Lo stress fa invecchiare prima?


Lo stress, il nervosismo e una vita frenetica e caotica fanno invecchiare prima del tempo? Secondo uno studio, lo stress potrebbe essere un potente acceleratore dell’invecchiamento ma esiste una soluzione. Scopriamo cosa dice la scoperta shock.

Lo stress fa invecchiare prima? La scoperta shock

Lo stress fa invecchiare prima del tempo. Un intervento chirurgico d’emergenza, una gravidanza o una grave forma di Covid-19, potrebbe provocare un aumento dell’età biologica che però è, fortunatamente, reversibile.

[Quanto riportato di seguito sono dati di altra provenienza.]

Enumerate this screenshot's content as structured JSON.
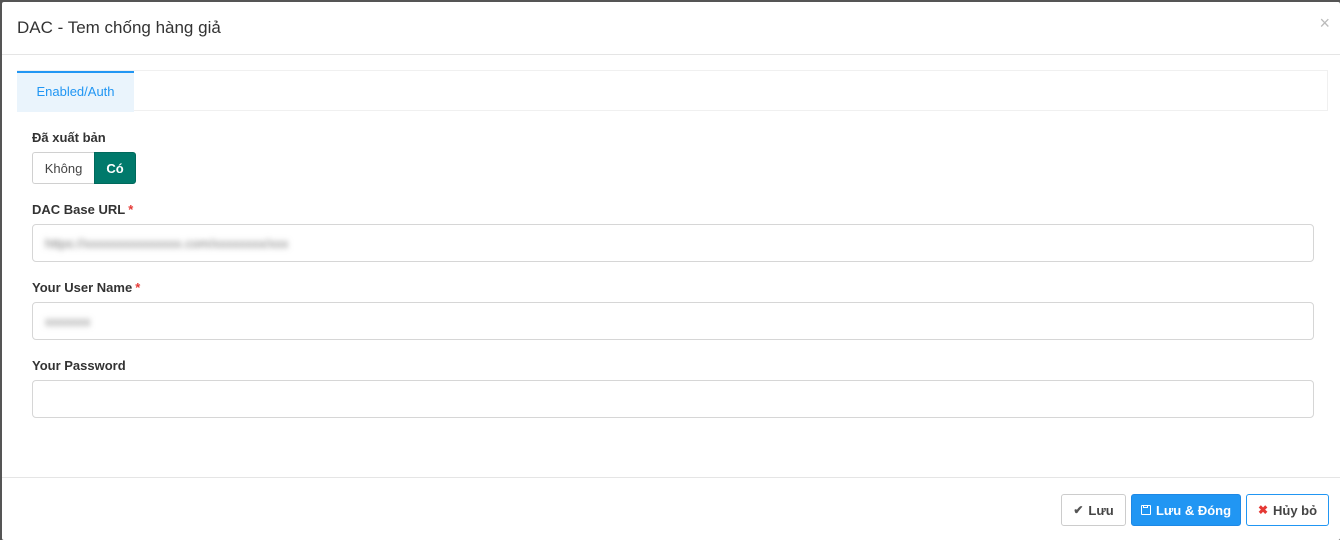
{
  "modal": {
    "title": "DAC - Tem chống hàng giả",
    "close_glyph": "×"
  },
  "tabs": [
    {
      "label": "Enabled/Auth",
      "active": true
    }
  ],
  "form": {
    "published": {
      "label": "Đã xuất bản",
      "options": [
        "Không",
        "Có"
      ],
      "selected": "Có"
    },
    "base_url": {
      "label": "DAC Base URL",
      "required": true,
      "value": "https://xxxxxxxxxxxxxxx.com/xxxxxxxx/xxx"
    },
    "user_name": {
      "label": "Your User Name",
      "required": true,
      "value": "xxxxxxx"
    },
    "password": {
      "label": "Your Password",
      "required": false,
      "value": ""
    },
    "required_mark": "*"
  },
  "footer": {
    "save_label": "Lưu",
    "save_close_label": "Lưu & Đóng",
    "cancel_label": "Hủy bỏ"
  },
  "icons": {
    "save": "check-icon",
    "save_close": "floppy-disk-icon",
    "cancel": "times-icon",
    "close": "close-icon"
  },
  "colors": {
    "accent": "#2196f3",
    "toggle_on": "#00796b",
    "required": "#e53935"
  }
}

Lo dimostra lo studio condotto su topi ed esseri umani, il primo a evidenziare come l’età biologica sia qualcosa di fluido che non avanza sempre in maniera lineare. I risultati sono pubblicati sulla rivista Cell Metabolism da un gruppo internazionale di ricerca coordinato da James White della Duke University School of Medicine e Vadim Gladyshev dell’Harvard Medical School di Boston.

Lo studio si basa sull’utilizzo di una nuova generazione di orologi biologici ‘epigenetici’ che valutano l’invecchiamento sulla base delle modificazioni chimiche che nel tempo vanno a rivestire il Dna cambiandone l’espressione.

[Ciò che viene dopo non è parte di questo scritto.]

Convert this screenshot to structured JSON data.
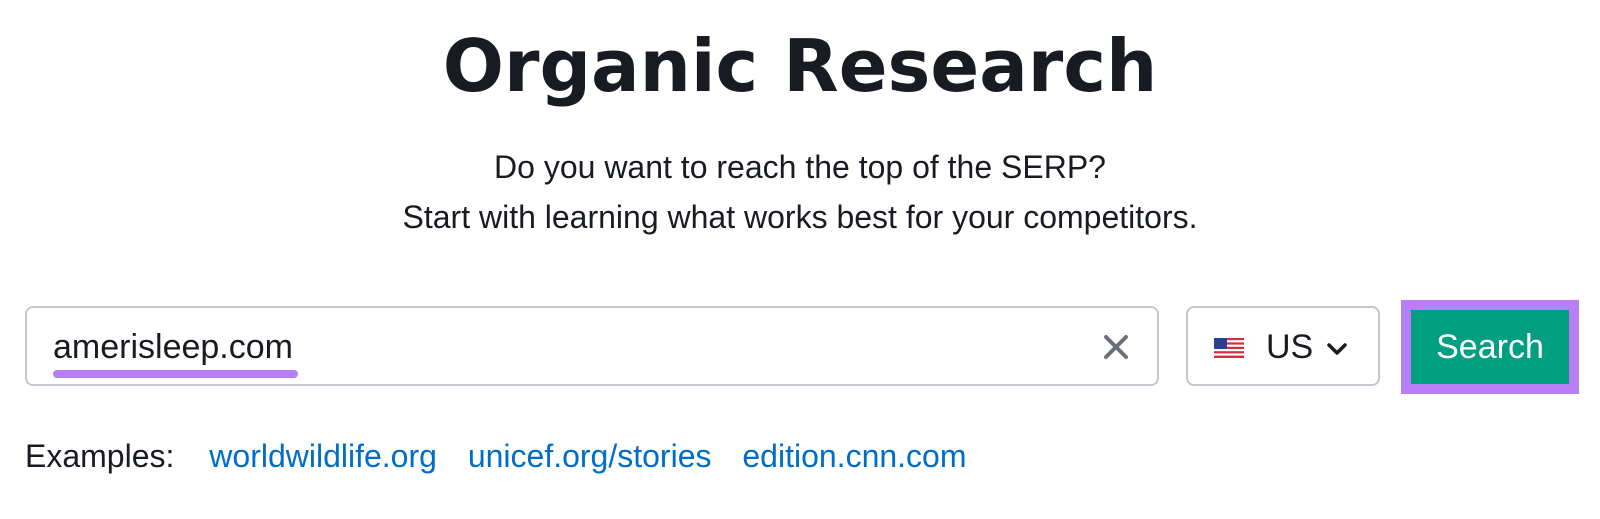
{
  "header": {
    "title": "Organic Research",
    "subtitle_line1": "Do you want to reach the top of the SERP?",
    "subtitle_line2": "Start with learning what works best for your competitors."
  },
  "search": {
    "value": "amerisleep.com",
    "clear_icon": "close-icon"
  },
  "country": {
    "label": "US",
    "flag_icon": "us-flag-icon",
    "chevron_icon": "chevron-down-icon"
  },
  "search_button": {
    "label": "Search"
  },
  "examples": {
    "label": "Examples:",
    "links": [
      "worldwildlife.org",
      "unicef.org/stories",
      "edition.cnn.com"
    ]
  },
  "colors": {
    "accent_green": "#009f81",
    "highlight_purple": "#b77ef6",
    "link_blue": "#006dca",
    "text_dark": "#191b23",
    "border_gray": "#c4c7cf"
  }
}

Grazie a questi strumenti molecolari, sono andati a valutare le fluttuazioni dell’età biologica in seguito a stimoli fortemente stressanti. Lo hanno fatto sia nelle persone (ad esempio dopo un intervento chirurgico, una gravidanza o una grave infezione da Covid-19), sia nei topi. 

I risultati dimostrano che questi eventi fortemente stressanti possono aumentare l’età biologica nel giro di poco tempo (giorni o mesi), ma il processo è transitorio e può essere invertito dopo un periodo di recupero. Gli scienziati suggeriscono che la capacità di riprendersi dallo stress può essere un fattore determinante per un buon invecchiamento e per la longevità.

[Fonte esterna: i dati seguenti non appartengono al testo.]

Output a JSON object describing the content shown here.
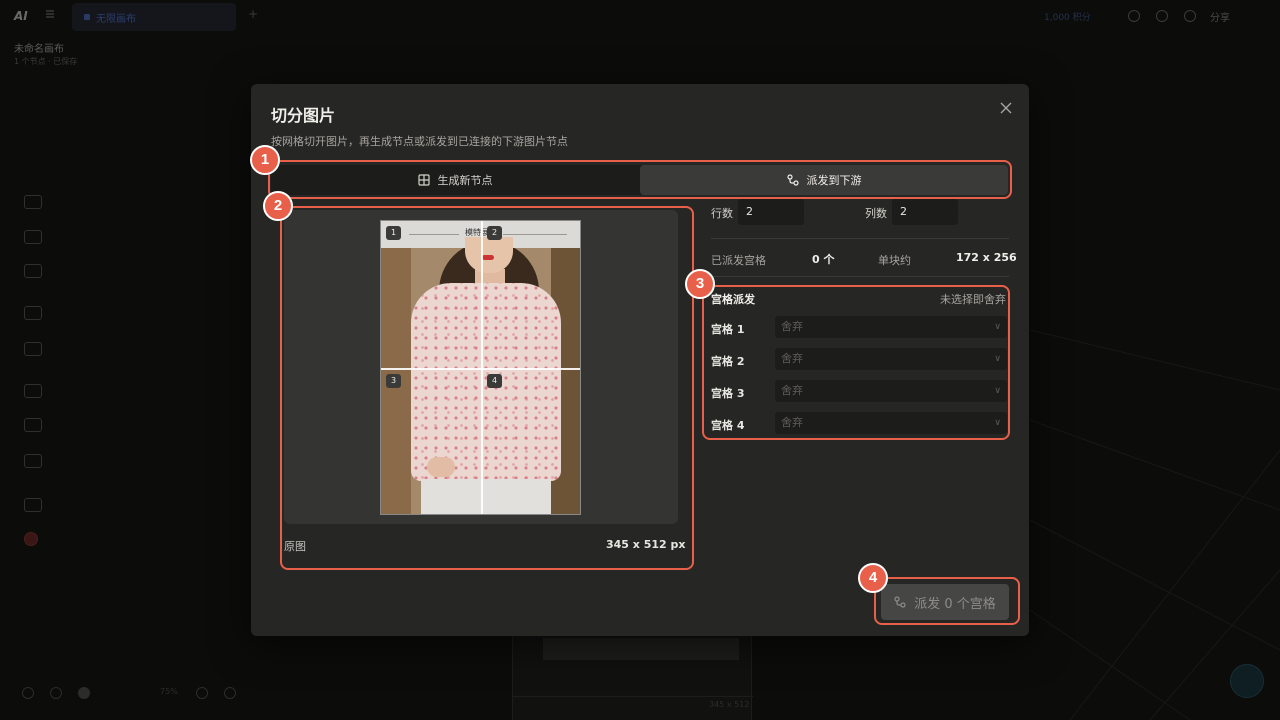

“La scoperta implica che un forte stress aumenta la mortalità, almeno in parte, aumentando l’età biologica. Questa idea suggerisce immediatamente che la mortalità può essere diminuita riducendo l’età biologica e che la capacità di riprendersi dallo stress può essere un fattore determinante per un buon invecchiamento e per la longevità. Infine, l’età biologica potrebbe essere un parametro utile per valutare lo stress fisiologico”, ha spiegato Vadim Gladyshev. 

Stress e invecchiamento della pelle: la correlazione 

Lo stress generato dalla vita frenetica produce effetti anche sulla pelle e sull’aspetto esteriore. A soffrire di più di questo “mal di stress” sono soprattutto le donne responsabili degli impegni familiari e più soggette ai processi naturali di invecchiamento cutaneo.

Uno studio realizzato dalla giornalista statunitense Anna Magee e dall’artista Auriole Prince ha fotografato gli effetti di dieci anni di vita stressante sul volto di alcuni volontari.

La pelle di una donna stressata risulta più “vecchia” addirittura di dieci anni: le tensioni disidratano la cute, producono arrossamenti in superficie e in profondità favoriscono processi infiammatori (rosacea e acne).

Inoltre, si osserva la chiusura parziale dei pori della pelle e al un aumento dell’attività del cortisolo e altri ormoni che favoriscono la produzione del sebo. Da qui la comparsa di brufoli e infiammazioni cutanee.

Il volto va incontro a una perdita di luminosità, assume un colorito grigiastro, a causa di un minore afflusso di sangue alla pelle. Compaiono borse sotto gli occhi, guance cadenti, rughe e zampe di gallina. Come fare per rimediare?

Dieta e stile di vita possono fare la differenza. 

Tra i consigli principali quello di dire addio al fumo e agli alcolici. Poi è bene curare il viso e proteggerlo dai raggi UV anche d’inverno e anche in città. E seguire una sana dieta e attività fisica costante.